Even with the Green Belt policy in and around English cities, most land is inaccessible to the public. While it is right to safeguard the crops and livestock of farmers and to demand considerate behaviour by visitors, there are numerous rights of way for walkers (and cyclists) which are blocked by the aggressive assertion of private property rights. An English Right to Roam would create more space within which the population can breathe.
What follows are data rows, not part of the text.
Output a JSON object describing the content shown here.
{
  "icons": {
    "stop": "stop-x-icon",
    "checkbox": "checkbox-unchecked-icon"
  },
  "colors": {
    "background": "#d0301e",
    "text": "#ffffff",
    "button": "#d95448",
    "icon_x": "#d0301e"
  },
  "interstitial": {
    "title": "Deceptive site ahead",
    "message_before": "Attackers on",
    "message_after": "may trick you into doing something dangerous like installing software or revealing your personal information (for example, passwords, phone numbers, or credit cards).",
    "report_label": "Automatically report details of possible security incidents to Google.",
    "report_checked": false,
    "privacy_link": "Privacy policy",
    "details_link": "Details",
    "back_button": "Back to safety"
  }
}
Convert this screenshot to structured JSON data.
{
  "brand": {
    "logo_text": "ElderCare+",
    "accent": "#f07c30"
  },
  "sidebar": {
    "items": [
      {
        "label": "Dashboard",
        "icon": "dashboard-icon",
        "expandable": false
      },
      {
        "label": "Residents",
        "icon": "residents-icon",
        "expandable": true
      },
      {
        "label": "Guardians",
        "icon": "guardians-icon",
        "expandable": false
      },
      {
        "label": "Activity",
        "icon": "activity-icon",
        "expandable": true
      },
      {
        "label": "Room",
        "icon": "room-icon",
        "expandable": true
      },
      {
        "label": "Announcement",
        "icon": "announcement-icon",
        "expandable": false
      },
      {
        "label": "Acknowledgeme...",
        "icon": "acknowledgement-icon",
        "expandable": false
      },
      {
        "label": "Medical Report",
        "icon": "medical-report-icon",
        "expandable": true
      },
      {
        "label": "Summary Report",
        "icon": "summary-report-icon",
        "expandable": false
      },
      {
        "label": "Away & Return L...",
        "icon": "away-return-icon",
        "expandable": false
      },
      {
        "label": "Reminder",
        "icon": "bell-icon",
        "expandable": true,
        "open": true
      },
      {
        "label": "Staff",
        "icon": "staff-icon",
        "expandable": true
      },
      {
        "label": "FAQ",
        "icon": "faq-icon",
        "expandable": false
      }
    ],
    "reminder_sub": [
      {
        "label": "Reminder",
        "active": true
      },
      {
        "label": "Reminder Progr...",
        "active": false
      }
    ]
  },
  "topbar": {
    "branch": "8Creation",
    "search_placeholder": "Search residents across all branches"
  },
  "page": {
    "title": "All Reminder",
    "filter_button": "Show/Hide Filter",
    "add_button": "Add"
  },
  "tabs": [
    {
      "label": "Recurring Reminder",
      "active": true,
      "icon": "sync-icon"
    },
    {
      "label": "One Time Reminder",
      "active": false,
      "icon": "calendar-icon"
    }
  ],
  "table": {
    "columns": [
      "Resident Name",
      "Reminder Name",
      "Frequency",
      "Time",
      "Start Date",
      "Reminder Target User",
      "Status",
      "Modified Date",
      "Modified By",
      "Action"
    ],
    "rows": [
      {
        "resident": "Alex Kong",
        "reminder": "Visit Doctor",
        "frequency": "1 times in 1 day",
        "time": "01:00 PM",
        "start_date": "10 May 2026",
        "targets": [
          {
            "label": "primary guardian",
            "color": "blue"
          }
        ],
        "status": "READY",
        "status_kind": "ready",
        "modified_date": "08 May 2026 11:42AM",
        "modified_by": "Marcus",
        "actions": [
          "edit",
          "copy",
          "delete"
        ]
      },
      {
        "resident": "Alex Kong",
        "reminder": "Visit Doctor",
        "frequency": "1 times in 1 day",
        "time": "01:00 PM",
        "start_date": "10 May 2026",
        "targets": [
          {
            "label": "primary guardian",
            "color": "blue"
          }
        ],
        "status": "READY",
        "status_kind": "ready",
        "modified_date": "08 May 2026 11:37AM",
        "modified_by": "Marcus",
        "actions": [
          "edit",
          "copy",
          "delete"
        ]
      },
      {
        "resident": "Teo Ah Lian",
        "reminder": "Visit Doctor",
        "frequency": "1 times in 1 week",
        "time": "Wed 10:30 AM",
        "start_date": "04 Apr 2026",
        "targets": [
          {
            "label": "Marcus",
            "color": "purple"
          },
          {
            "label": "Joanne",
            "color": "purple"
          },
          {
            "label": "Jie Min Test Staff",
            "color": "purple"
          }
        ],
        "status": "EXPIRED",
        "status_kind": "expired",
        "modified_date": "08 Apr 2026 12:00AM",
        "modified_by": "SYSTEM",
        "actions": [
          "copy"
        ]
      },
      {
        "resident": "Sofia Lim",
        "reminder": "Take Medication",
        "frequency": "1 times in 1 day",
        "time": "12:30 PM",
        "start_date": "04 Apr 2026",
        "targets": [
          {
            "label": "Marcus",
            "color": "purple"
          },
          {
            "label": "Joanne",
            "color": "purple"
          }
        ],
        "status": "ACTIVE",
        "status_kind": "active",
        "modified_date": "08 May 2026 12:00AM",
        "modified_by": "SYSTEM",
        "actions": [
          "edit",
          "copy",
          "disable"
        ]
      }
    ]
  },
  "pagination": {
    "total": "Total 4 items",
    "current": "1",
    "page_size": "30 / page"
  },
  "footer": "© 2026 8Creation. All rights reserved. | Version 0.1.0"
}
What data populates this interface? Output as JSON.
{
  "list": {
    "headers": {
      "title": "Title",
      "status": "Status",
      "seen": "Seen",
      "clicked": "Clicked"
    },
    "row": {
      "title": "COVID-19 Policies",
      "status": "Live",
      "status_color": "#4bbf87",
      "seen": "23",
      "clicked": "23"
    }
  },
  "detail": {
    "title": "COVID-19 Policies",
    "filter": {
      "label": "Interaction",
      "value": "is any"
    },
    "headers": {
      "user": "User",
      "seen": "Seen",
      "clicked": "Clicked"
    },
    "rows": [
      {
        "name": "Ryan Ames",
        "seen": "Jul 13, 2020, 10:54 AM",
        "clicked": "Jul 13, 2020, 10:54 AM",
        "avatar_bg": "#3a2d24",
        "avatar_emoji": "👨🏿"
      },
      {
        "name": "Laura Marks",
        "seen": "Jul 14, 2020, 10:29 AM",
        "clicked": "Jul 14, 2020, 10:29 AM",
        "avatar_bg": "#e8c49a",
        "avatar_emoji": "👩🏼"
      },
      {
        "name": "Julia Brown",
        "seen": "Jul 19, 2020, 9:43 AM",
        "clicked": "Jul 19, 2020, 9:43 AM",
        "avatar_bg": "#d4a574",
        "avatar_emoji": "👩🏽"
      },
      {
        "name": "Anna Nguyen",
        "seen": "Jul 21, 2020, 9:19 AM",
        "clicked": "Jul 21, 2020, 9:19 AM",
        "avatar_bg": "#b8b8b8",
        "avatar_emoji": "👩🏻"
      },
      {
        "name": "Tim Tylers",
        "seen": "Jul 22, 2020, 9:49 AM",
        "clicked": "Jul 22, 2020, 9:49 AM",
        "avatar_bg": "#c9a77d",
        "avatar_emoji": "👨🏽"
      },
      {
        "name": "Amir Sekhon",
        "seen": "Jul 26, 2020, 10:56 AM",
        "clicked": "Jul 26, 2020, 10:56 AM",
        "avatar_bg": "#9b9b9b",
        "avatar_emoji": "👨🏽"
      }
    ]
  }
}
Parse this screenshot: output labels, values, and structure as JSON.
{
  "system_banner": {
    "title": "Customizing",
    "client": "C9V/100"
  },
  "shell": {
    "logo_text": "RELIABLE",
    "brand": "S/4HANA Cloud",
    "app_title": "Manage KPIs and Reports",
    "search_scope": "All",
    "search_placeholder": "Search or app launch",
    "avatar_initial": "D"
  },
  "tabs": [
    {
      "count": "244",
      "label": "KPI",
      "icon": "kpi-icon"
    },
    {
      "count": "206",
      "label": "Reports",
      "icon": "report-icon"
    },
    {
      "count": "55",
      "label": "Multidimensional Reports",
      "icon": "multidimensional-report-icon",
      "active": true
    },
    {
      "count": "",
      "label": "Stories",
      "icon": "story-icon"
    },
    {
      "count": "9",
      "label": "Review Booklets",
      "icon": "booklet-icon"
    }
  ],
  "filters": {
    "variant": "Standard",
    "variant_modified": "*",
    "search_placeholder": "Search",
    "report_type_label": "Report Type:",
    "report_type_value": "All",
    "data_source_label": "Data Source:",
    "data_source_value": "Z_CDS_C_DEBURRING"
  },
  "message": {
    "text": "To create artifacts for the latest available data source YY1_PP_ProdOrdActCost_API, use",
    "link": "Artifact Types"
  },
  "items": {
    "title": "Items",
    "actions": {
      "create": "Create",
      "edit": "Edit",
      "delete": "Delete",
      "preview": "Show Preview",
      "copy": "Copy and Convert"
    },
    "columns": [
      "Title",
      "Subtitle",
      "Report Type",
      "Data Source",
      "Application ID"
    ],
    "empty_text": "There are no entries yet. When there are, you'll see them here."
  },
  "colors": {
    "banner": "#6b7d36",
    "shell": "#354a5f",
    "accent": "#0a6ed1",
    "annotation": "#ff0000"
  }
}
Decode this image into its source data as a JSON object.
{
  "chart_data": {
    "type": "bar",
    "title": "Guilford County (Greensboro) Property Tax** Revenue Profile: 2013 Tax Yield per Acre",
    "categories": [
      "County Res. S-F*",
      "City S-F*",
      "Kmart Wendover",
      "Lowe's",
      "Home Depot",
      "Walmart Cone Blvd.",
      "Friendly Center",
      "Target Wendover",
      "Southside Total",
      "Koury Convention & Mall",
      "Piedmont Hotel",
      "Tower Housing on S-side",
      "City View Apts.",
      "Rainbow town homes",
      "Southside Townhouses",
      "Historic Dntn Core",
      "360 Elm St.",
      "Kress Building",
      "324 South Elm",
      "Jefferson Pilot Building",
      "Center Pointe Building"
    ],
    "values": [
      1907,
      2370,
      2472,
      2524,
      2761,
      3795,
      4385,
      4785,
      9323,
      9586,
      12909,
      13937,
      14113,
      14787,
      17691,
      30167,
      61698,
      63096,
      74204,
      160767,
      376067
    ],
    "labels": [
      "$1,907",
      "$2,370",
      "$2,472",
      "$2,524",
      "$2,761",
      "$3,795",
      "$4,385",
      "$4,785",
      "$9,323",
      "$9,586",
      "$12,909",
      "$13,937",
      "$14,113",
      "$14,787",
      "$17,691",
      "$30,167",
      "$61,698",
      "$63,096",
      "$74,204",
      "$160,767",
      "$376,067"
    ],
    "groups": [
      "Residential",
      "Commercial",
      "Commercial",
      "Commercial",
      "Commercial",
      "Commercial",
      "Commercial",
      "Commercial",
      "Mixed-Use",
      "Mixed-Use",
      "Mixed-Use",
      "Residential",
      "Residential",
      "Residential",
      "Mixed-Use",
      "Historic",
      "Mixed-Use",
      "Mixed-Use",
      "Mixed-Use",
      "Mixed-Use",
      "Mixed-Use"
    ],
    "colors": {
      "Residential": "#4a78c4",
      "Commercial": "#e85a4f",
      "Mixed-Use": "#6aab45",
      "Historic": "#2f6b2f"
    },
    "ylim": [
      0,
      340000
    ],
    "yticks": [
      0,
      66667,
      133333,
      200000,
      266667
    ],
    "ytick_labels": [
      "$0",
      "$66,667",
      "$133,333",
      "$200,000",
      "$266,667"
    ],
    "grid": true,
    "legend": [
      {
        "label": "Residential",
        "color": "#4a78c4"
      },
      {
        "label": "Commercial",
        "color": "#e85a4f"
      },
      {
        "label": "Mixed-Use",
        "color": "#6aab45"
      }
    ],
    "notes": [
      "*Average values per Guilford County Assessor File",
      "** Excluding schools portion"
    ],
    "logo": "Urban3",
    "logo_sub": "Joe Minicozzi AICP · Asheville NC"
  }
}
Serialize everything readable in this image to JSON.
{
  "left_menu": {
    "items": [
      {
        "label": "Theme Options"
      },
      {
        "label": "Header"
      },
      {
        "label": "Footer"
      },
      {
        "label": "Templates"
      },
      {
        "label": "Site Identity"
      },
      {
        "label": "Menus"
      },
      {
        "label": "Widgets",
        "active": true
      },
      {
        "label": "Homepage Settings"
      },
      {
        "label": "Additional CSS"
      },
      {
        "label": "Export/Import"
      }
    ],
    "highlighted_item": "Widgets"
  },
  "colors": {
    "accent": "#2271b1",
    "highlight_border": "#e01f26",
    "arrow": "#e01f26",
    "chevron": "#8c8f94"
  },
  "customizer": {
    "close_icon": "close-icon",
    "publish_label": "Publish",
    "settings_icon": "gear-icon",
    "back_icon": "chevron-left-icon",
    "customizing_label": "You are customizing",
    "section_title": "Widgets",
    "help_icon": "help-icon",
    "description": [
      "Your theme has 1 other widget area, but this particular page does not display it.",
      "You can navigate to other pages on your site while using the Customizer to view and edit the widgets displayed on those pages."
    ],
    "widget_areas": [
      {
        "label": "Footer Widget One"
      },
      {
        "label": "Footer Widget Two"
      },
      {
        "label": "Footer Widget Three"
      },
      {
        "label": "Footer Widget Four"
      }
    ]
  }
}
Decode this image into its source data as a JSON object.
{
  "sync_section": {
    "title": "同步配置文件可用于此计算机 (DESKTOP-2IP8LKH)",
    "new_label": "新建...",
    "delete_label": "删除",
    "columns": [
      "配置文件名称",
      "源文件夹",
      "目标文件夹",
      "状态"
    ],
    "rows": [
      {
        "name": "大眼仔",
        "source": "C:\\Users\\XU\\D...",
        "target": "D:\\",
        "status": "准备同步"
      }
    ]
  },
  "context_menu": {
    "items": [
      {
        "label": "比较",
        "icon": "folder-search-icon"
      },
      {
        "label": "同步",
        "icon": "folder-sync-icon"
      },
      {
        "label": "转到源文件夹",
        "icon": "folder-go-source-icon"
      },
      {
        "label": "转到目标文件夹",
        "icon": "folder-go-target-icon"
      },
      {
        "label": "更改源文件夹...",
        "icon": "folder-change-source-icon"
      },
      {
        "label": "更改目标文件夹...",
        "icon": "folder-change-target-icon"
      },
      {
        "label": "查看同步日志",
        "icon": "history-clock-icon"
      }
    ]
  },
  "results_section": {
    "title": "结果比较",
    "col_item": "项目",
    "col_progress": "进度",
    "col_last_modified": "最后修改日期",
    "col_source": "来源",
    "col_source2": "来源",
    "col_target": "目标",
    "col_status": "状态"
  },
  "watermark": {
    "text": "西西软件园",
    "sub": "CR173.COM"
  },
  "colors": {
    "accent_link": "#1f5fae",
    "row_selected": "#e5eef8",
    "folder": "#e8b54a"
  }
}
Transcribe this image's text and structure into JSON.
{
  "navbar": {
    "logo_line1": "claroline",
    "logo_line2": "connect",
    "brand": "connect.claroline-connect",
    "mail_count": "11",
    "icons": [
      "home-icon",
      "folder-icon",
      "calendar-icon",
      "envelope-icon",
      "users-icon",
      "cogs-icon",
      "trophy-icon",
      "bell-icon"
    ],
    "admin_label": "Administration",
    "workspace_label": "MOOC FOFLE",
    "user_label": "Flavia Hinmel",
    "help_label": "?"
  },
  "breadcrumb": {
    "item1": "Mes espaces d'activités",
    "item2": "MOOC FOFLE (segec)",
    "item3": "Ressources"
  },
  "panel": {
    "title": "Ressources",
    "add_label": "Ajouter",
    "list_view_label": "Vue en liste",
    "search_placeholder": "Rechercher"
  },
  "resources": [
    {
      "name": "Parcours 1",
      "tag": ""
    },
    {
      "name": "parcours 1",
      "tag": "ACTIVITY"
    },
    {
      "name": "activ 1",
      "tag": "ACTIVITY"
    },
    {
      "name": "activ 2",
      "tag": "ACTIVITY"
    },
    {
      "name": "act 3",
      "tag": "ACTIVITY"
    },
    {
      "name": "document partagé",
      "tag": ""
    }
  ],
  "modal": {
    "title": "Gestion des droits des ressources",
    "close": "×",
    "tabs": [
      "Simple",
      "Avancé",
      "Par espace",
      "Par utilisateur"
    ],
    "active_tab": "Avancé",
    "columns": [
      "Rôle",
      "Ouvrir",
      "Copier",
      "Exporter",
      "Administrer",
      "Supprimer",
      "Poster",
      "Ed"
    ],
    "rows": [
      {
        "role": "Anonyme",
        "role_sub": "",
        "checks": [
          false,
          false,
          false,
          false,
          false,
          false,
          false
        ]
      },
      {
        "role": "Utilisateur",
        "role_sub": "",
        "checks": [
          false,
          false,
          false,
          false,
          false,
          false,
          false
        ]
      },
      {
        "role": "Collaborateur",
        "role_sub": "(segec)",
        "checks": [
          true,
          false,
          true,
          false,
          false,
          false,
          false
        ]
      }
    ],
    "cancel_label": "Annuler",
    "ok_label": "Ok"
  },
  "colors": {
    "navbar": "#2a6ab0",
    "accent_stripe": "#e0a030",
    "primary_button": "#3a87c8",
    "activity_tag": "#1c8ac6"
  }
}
Public open space needs to be managed. There is something called the “tragedy of the commons” when a shared, free, resource like fishing grounds or common grazing land is subject to a free-for-all. The resource becomes degraded and over-used and everyone loses. The same danger affects beauty spots and tourist honeypots. The market solution is to assign private property rights and charge for use. Sometimes charging is the only way to pay for a valued asset. Kew Gardens is a good example, but sadly a family visit now costs a small fortune and its beauties are restricted to foreign tourists and the affluent.

It would be grossly unfair for people of moderate means to be similarly denied access to parks and other public open spaces. Sometimes, other forms of rationing are called for. For example, Richmond Park is now closed to cars on certain days so that walkers and cyclists can enjoy this oasis of peace in London.

One additional bit of good news from the staycation surge, and the rediscovery of natural Britain, is that it also aligns with the needs of much of “left behind” Britain. Depressed towns like Oldham and Bradford are just a few miles from the moorland of the Pennines. Struggling resorts like Blackpool, Hastings, Margate, Cleethorpes, Rhyll and New Brighton have also seen better times, but have beaches and are seeing a return of the British tourist.

There is an opportunity now for the government to seize on this resurgence of domestic tourism, by expanding the ambitions of what it called a “sector deal” last year. UK tourists bring £30bn a year from urban centres to rural and seaside resorts, but little if any of the tax revenue from that spending stays in the host areas.

The industrial strategy should now be expanded to put that right by including spending on infrastructure to support tourist centres and giving to councils power to raise revenue from visitors. The result would be greater resources for the parks and open spaces we all enjoy, and a sustained renaissance of domestic tourism well beyond the coronavirus crisis.